Have you ever wondered when and how did the first animals appear on Earth? Well, we humans have always longed for the answers. Researchers and colleagues from Uppsala University in Denmark have jointly discovered embryo-like microfossils up to 570 million years old. The study revealed that organisms of this type were dispersed throughout the world.
The study’s first author and a paleontologist at Uppsala University, Sebastian William says, ”We believe this discovery of ours improves our scope for understanding the period in Earth’s history when animals first appeared – and is likely to prompt many interesting discussions”.
Today there is substantial evidence that animals existed around 540 million years ago on Earth. This was when an event is known as ”Cambrian Explosion” took place. This event refers to the sudden appearance in the fossil record of complex animals with mineralized skeletal remains. Fossils of many animals from the Cambrian period still exist. At this point, no life yet lived on land; all life was aquatic.
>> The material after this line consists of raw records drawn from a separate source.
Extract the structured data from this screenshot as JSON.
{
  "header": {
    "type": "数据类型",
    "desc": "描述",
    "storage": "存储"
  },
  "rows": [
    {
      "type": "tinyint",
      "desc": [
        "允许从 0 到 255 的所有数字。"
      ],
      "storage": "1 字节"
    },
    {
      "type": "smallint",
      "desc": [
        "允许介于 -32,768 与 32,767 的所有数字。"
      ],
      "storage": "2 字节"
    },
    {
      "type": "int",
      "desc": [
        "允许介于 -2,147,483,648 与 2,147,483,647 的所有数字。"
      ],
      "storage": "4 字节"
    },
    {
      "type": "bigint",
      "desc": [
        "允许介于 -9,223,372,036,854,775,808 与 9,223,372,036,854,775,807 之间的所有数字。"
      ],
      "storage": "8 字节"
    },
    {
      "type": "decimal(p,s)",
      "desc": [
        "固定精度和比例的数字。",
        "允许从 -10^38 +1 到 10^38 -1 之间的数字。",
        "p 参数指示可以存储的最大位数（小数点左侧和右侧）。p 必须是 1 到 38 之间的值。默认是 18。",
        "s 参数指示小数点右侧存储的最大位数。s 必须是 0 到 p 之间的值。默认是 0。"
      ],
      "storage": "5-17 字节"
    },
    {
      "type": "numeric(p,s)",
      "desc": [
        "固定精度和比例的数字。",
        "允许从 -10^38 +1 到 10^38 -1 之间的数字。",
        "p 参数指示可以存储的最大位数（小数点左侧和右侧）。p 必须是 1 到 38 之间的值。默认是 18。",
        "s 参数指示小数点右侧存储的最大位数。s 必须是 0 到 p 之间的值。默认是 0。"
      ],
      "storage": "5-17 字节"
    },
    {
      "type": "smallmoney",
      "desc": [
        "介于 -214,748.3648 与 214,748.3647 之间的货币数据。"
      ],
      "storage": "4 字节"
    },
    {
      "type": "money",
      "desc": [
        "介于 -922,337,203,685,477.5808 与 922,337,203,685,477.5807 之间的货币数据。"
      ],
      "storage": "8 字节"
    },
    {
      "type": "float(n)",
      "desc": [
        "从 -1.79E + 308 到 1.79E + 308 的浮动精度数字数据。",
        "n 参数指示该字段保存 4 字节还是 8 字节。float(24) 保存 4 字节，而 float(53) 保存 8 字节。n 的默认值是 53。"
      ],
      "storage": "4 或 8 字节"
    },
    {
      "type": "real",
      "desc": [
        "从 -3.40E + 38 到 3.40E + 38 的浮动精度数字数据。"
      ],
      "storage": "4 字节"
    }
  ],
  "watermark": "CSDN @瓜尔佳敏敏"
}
There are conflicting views among the research team on whether the fossils from that period could be classified as animals.
Scientists from the University of Copenhagen and Geological Survey of Denmark found that microfossils of animal eggs and embryo in the rocks that are 570-560 million years old. The discovery assured researchers the presence of significant complicated life in that era. Southern China’s Doushantuo Formation, which is around 600 million years old, revealed similar findings.
When these animals were alive, there was only one massive supercontinent called Rodinia; therefore, it could be said that these organisms were spread throughout the world. Scientists believe that this discovery provides opportunities to understand the evolution of first single-celled and multi cellular organisms, which eventually developed into the first animals and intelligent life.
Reference: ”Ediacaran Doushantuo-type biota discovered in Laurentia” by Sebastian William and John S. Peel, 6 November 2020, Communications Biology.